Jogen Chowdhury was born and brought-up in a village culture and atmosphere. Just before partition Jogen along with his father came to Calcutta; the rest of the family moved to Calcutta in 1948, after the partition. The family stayed at his uncle's quarter. Here Jogen painted his first painting, on the wall.

In 1951, Jogen's family moved to Saheednagar Colony, Dhakuria.

Jogen was admitted to the Government College of Art & Craft, Kolkata in 1955 wherefrom he graduated by 1960. His first job was as an art teacher in Howrah Zilla School.

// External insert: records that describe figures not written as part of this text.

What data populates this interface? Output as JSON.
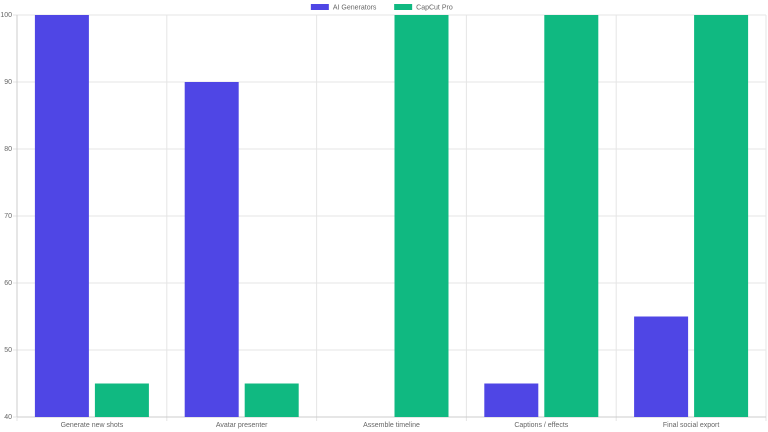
{
  "chart_data": {
    "type": "bar",
    "categories": [
      "Generate new shots",
      "Avatar presenter",
      "Assemble timeline",
      "Captions / effects",
      "Final social export"
    ],
    "series": [
      {
        "name": "AI Generators",
        "color": "#4f46e5",
        "values": [
          100,
          90,
          40,
          45,
          55
        ]
      },
      {
        "name": "CapCut Pro",
        "color": "#10b981",
        "values": [
          45,
          45,
          100,
          100,
          100
        ]
      }
    ],
    "ylim": [
      40,
      100
    ],
    "yticks": [
      40,
      50,
      60,
      70,
      80,
      90,
      100
    ],
    "grid": true,
    "legend": "top"
  }
}
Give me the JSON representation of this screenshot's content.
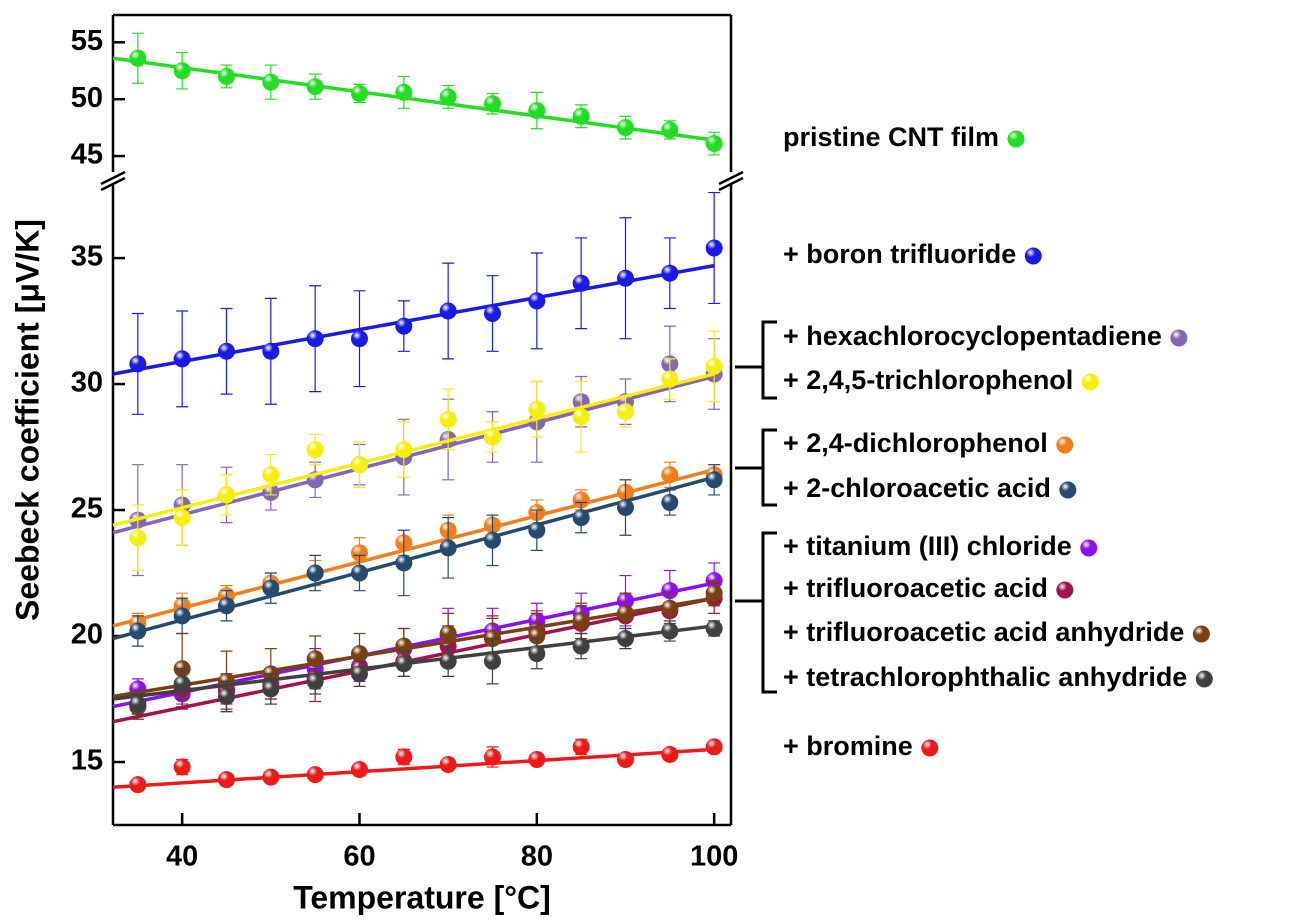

After two years in 1962, he was employed as Designer in the Handloom Board, Calcutta.

===His youth===
In 1965, he went to Paris to study in Ecole des Beaux Arts, in William Hayter's Atelier 17. Afterwards he spent five months in London.

He returned to India in early 1968. He was appointed as a textile designer in the Handloom Board in Chennai. In 1970, he joined the Calcutta Painters Group. His first collection of poems Hridoy Train Beje Othey was also published in the same year.

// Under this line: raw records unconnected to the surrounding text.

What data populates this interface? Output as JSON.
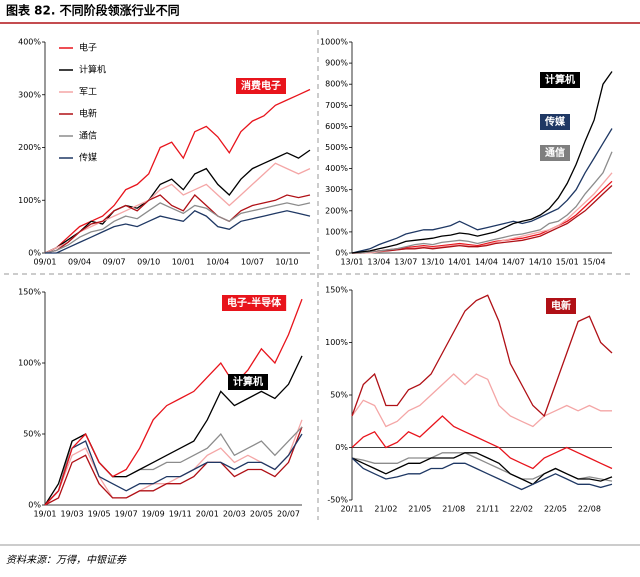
{
  "header": {
    "title": "图表 82. 不同阶段领涨行业不同"
  },
  "chart_data": [
    {
      "type": "line",
      "categories": [
        "09/01",
        null,
        null,
        "09/04",
        null,
        null,
        "09/07",
        null,
        null,
        "09/10",
        null,
        null,
        "10/01",
        null,
        null,
        "10/04",
        null,
        null,
        "10/07",
        null,
        null,
        "10/10",
        null,
        null
      ],
      "ylim": [
        0,
        400
      ],
      "yticks": [
        {
          "value": 0,
          "label": "0%"
        },
        {
          "value": 100,
          "label": "100%"
        },
        {
          "value": 200,
          "label": "200%"
        },
        {
          "value": 300,
          "label": "300%"
        },
        {
          "value": 400,
          "label": "400%"
        }
      ],
      "legend": "upper left",
      "annotations": [
        {
          "text": "消费电子",
          "color": "#e8141c"
        }
      ],
      "series": [
        {
          "name": "电子",
          "color": "#e8141c",
          "values": [
            0,
            10,
            30,
            50,
            60,
            70,
            90,
            120,
            130,
            150,
            200,
            210,
            180,
            230,
            240,
            220,
            190,
            230,
            250,
            260,
            280,
            290,
            300,
            310
          ]
        },
        {
          "name": "计算机",
          "color": "#000000",
          "values": [
            0,
            10,
            25,
            40,
            60,
            55,
            80,
            90,
            85,
            100,
            130,
            140,
            120,
            150,
            160,
            130,
            110,
            140,
            160,
            170,
            180,
            190,
            180,
            195
          ]
        },
        {
          "name": "军工",
          "color": "#f4a6a6",
          "values": [
            0,
            10,
            20,
            40,
            50,
            60,
            70,
            80,
            90,
            100,
            120,
            130,
            110,
            120,
            130,
            110,
            90,
            110,
            130,
            150,
            170,
            160,
            150,
            160
          ]
        },
        {
          "name": "电新",
          "color": "#b01016",
          "values": [
            0,
            5,
            20,
            40,
            55,
            60,
            80,
            90,
            80,
            100,
            110,
            90,
            80,
            110,
            90,
            70,
            60,
            80,
            90,
            95,
            100,
            110,
            105,
            110
          ]
        },
        {
          "name": "通信",
          "color": "#8c8c8c",
          "values": [
            0,
            5,
            15,
            30,
            40,
            45,
            60,
            70,
            65,
            80,
            95,
            85,
            75,
            90,
            85,
            70,
            60,
            75,
            80,
            85,
            90,
            95,
            90,
            95
          ]
        },
        {
          "name": "传媒",
          "color": "#1f3864",
          "values": [
            0,
            0,
            10,
            20,
            30,
            40,
            50,
            55,
            50,
            60,
            70,
            65,
            60,
            80,
            70,
            50,
            45,
            60,
            65,
            70,
            75,
            80,
            75,
            70
          ]
        }
      ]
    },
    {
      "type": "line",
      "categories": [
        "13/01",
        null,
        null,
        "13/04",
        null,
        null,
        "13/07",
        null,
        null,
        "13/10",
        null,
        null,
        "14/01",
        null,
        null,
        "14/04",
        null,
        null,
        "14/07",
        null,
        null,
        "14/10",
        null,
        null,
        "15/01",
        null,
        null,
        "15/04",
        null,
        null
      ],
      "ylim": [
        0,
        1000
      ],
      "yticks": [
        {
          "value": 0,
          "label": "0%"
        },
        {
          "value": 100,
          "label": "100%"
        },
        {
          "value": 200,
          "label": "200%"
        },
        {
          "value": 300,
          "label": "300%"
        },
        {
          "value": 400,
          "label": "400%"
        },
        {
          "value": 500,
          "label": "500%"
        },
        {
          "value": 600,
          "label": "600%"
        },
        {
          "value": 700,
          "label": "700%"
        },
        {
          "value": 800,
          "label": "800%"
        },
        {
          "value": 900,
          "label": "900%"
        },
        {
          "value": 1000,
          "label": "1000%"
        }
      ],
      "annotations": [
        {
          "text": "计算机",
          "color": "#000000"
        },
        {
          "text": "传媒",
          "color": "#1f3864"
        },
        {
          "text": "通信",
          "color": "#7f7f7f"
        }
      ],
      "series": [
        {
          "color": "#e8141c",
          "values": [
            0,
            0,
            5,
            10,
            15,
            20,
            25,
            30,
            35,
            30,
            35,
            40,
            45,
            40,
            35,
            45,
            55,
            60,
            65,
            70,
            80,
            90,
            110,
            130,
            150,
            180,
            220,
            260,
            300,
            340
          ]
        },
        {
          "color": "#f4a6a6",
          "values": [
            0,
            0,
            0,
            5,
            10,
            15,
            20,
            25,
            30,
            25,
            30,
            35,
            40,
            35,
            30,
            40,
            50,
            60,
            70,
            80,
            90,
            100,
            110,
            130,
            160,
            200,
            240,
            280,
            330,
            380
          ]
        },
        {
          "color": "#b01016",
          "values": [
            0,
            0,
            5,
            10,
            10,
            15,
            20,
            20,
            25,
            20,
            25,
            30,
            35,
            30,
            30,
            35,
            45,
            50,
            55,
            60,
            70,
            80,
            100,
            120,
            140,
            170,
            200,
            240,
            280,
            320
          ]
        },
        {
          "color": "#8c8c8c",
          "values": [
            0,
            0,
            5,
            10,
            15,
            20,
            30,
            40,
            45,
            40,
            50,
            55,
            60,
            55,
            45,
            55,
            65,
            75,
            85,
            90,
            100,
            110,
            140,
            150,
            180,
            220,
            280,
            330,
            380,
            480
          ]
        },
        {
          "color": "#1f3864",
          "values": [
            0,
            10,
            20,
            40,
            55,
            70,
            90,
            100,
            110,
            110,
            120,
            130,
            150,
            130,
            110,
            120,
            130,
            140,
            150,
            140,
            150,
            170,
            190,
            210,
            250,
            300,
            380,
            450,
            520,
            590
          ]
        },
        {
          "color": "#000000",
          "values": [
            0,
            5,
            10,
            20,
            30,
            40,
            55,
            60,
            65,
            70,
            80,
            85,
            95,
            90,
            80,
            90,
            100,
            120,
            140,
            150,
            160,
            180,
            210,
            260,
            330,
            420,
            530,
            630,
            800,
            860
          ]
        }
      ]
    },
    {
      "type": "line",
      "categories": [
        "19/01",
        null,
        "19/03",
        null,
        "19/05",
        null,
        "19/07",
        null,
        "19/09",
        null,
        "19/11",
        null,
        "20/01",
        null,
        "20/03",
        null,
        "20/05",
        null,
        "20/07",
        null
      ],
      "ylim": [
        0,
        150
      ],
      "yticks": [
        {
          "value": 0,
          "label": "0%"
        },
        {
          "value": 50,
          "label": "50%"
        },
        {
          "value": 100,
          "label": "100%"
        },
        {
          "value": 150,
          "label": "150%"
        }
      ],
      "annotations": [
        {
          "text": "电子-半导体",
          "color": "#e8141c"
        },
        {
          "text": "计算机",
          "color": "#000000"
        }
      ],
      "series": [
        {
          "color": "#f4a6a6",
          "values": [
            0,
            10,
            35,
            40,
            20,
            5,
            5,
            10,
            15,
            15,
            20,
            25,
            35,
            40,
            30,
            35,
            30,
            25,
            35,
            60
          ]
        },
        {
          "color": "#b01016",
          "values": [
            0,
            5,
            30,
            35,
            15,
            5,
            5,
            10,
            10,
            15,
            15,
            20,
            30,
            30,
            20,
            25,
            25,
            20,
            30,
            55
          ]
        },
        {
          "color": "#8c8c8c",
          "values": [
            0,
            10,
            45,
            50,
            30,
            20,
            20,
            25,
            25,
            30,
            30,
            35,
            40,
            50,
            35,
            40,
            45,
            35,
            45,
            55
          ]
        },
        {
          "color": "#1f3864",
          "values": [
            0,
            10,
            40,
            45,
            20,
            15,
            10,
            15,
            15,
            20,
            20,
            25,
            30,
            30,
            25,
            30,
            30,
            25,
            35,
            50
          ]
        },
        {
          "color": "#000000",
          "values": [
            0,
            15,
            45,
            50,
            30,
            20,
            20,
            25,
            30,
            35,
            40,
            45,
            60,
            80,
            70,
            75,
            80,
            75,
            85,
            105
          ]
        },
        {
          "color": "#e8141c",
          "values": [
            0,
            10,
            40,
            50,
            30,
            20,
            25,
            40,
            60,
            70,
            75,
            80,
            90,
            100,
            85,
            95,
            110,
            100,
            120,
            145
          ]
        }
      ]
    },
    {
      "type": "line",
      "categories": [
        "20/11",
        null,
        null,
        "21/02",
        null,
        null,
        "21/05",
        null,
        null,
        "21/08",
        null,
        null,
        "21/11",
        null,
        null,
        "22/02",
        null,
        null,
        "22/05",
        null,
        null,
        "22/08",
        null,
        null
      ],
      "ylim": [
        -50,
        150
      ],
      "yticks": [
        {
          "value": -50,
          "label": "-50%"
        },
        {
          "value": 0,
          "label": "0%"
        },
        {
          "value": 50,
          "label": "50%"
        },
        {
          "value": 100,
          "label": "100%"
        },
        {
          "value": 150,
          "label": "150%"
        }
      ],
      "annotations": [
        {
          "text": "电新",
          "color": "#b01016"
        }
      ],
      "series": [
        {
          "color": "#f4a6a6",
          "values": [
            30,
            45,
            40,
            20,
            25,
            35,
            40,
            50,
            60,
            70,
            60,
            70,
            65,
            40,
            30,
            25,
            20,
            30,
            35,
            40,
            35,
            40,
            35,
            35
          ]
        },
        {
          "color": "#e8141c",
          "values": [
            0,
            10,
            15,
            0,
            5,
            15,
            10,
            20,
            30,
            20,
            15,
            10,
            5,
            0,
            -10,
            -15,
            -20,
            -10,
            -5,
            0,
            -5,
            -10,
            -15,
            -20
          ]
        },
        {
          "color": "#8c8c8c",
          "values": [
            -10,
            -12,
            -15,
            -15,
            -15,
            -10,
            -10,
            -10,
            -5,
            -5,
            -5,
            -10,
            -15,
            -20,
            -25,
            -30,
            -30,
            -25,
            -20,
            -25,
            -30,
            -28,
            -30,
            -32
          ]
        },
        {
          "color": "#000000",
          "values": [
            -10,
            -15,
            -20,
            -25,
            -20,
            -15,
            -15,
            -10,
            -10,
            -10,
            -5,
            -5,
            -10,
            -15,
            -25,
            -30,
            -35,
            -25,
            -20,
            -25,
            -30,
            -30,
            -32,
            -28
          ]
        },
        {
          "color": "#1f3864",
          "values": [
            -10,
            -20,
            -25,
            -30,
            -28,
            -25,
            -25,
            -20,
            -20,
            -15,
            -15,
            -20,
            -25,
            -30,
            -35,
            -40,
            -35,
            -30,
            -25,
            -30,
            -35,
            -35,
            -38,
            -35
          ]
        },
        {
          "color": "#b01016",
          "values": [
            30,
            60,
            70,
            40,
            40,
            55,
            60,
            70,
            90,
            110,
            130,
            140,
            145,
            120,
            80,
            60,
            40,
            30,
            60,
            90,
            120,
            125,
            100,
            90
          ]
        }
      ]
    }
  ],
  "footer": {
    "source": "资料来源：万得，中银证券"
  }
}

He quit his job at the Madras Handloom Board in 1972 to join the Art Gallery of Rashtrapati Bhavan, New Delhi as a Curator. Due to this new job, he moved to New Delhi. He founded the Gallery 26 and Artists' Forum in New Delhi in 1975 along with some leading painters of New Delhi. In 1986, Jogen represented India in the 'Festival of Art' in Baghdadwi.

===Santiniketan===
In 1987, Jogen Chowdhury joined Kala Bhavan, Santiniketan as professor of painting. Beside his numerous paintings, exhibitions, he has written extensively on contemporary art. He was also appointed as Juror in several exhibitions.

== Awards and honors ==

- Awarded by the Prix le France de la Jeune Peinture, Paris (1966),
- Awarded at the 2nd Biennale of Havana, Cuba (1986),
- Awarded at the International Print Biennale, Bhopal (1995),
- Honored with the prestigious Kalidas Samman by the Government of Madhya Pradesh, (2001),
- An honorary D.Litt. by Rabindra Bharati University (2010),
- Awarded by the Banga Bibhushan award by the Government of West Bengal (2012),
- Honored by the Zainul Samman (2016) by Dhaka University, Bangladesh.

== Publications ==

- The Arts of India, by Basil Grey, Phaidon (1981),
- Image and Imagination by Geeti Sen, Mapin (1996),
- Jogen Chowdhury Chitrakala (Bengali), Arun Sen (1996),
- Indian Contemporary Art: Post Independence, Vadehra Art Gallery (1997),
- Major Trends in Indian Art, Lalit Kala Akademi (1997),
- The Flamed Mosaic, Indian Contemporary Painting by Neville Neville Tuli, HEART (1997),
- Dreams 1900–2000, edited by Lynn Gamwell, Cornell University Press (2000),
- When Was Modernism, by Gaeta Kapur, Tulika (2000),
- Indian Art, by Partha Mitter, Oxford (2001),
- A Special Issue on Jogen Chowdhury (Bengali), Nandimukh Publication (2002),
- Contemporary Art of Bengal, Mapin (2003),
- Indian Art: An Overview, edited by Gayatri Sinha, Rupa & Co. (2003),
- Ten Contemporary Artists of Bengal (Bengali) Pratikshan (2003),
- Jogen Chowdhury Enigmatic Visions, published by Glenbarra Art Museum, collected works from exhibitions at Pundole Art Gallery, Mumbai, Vadehra Art Gallery, New Delhi, Chitrakoot Art Gallery, Kolkata (2006)
- Jo 2021, Published by Debovasa (September, 2021)
- Jogen Chowdhury Sketchbook 1986–87, Published by Debovasa (February, 2023)
- Jogen Chowdhury Sketchbook 1962, Published by Debovasa (March, 2023)

==Political career==
In 2014, Jogen Chowdhury has been elected as a member of Rajya Sabha from Trinamool Congress.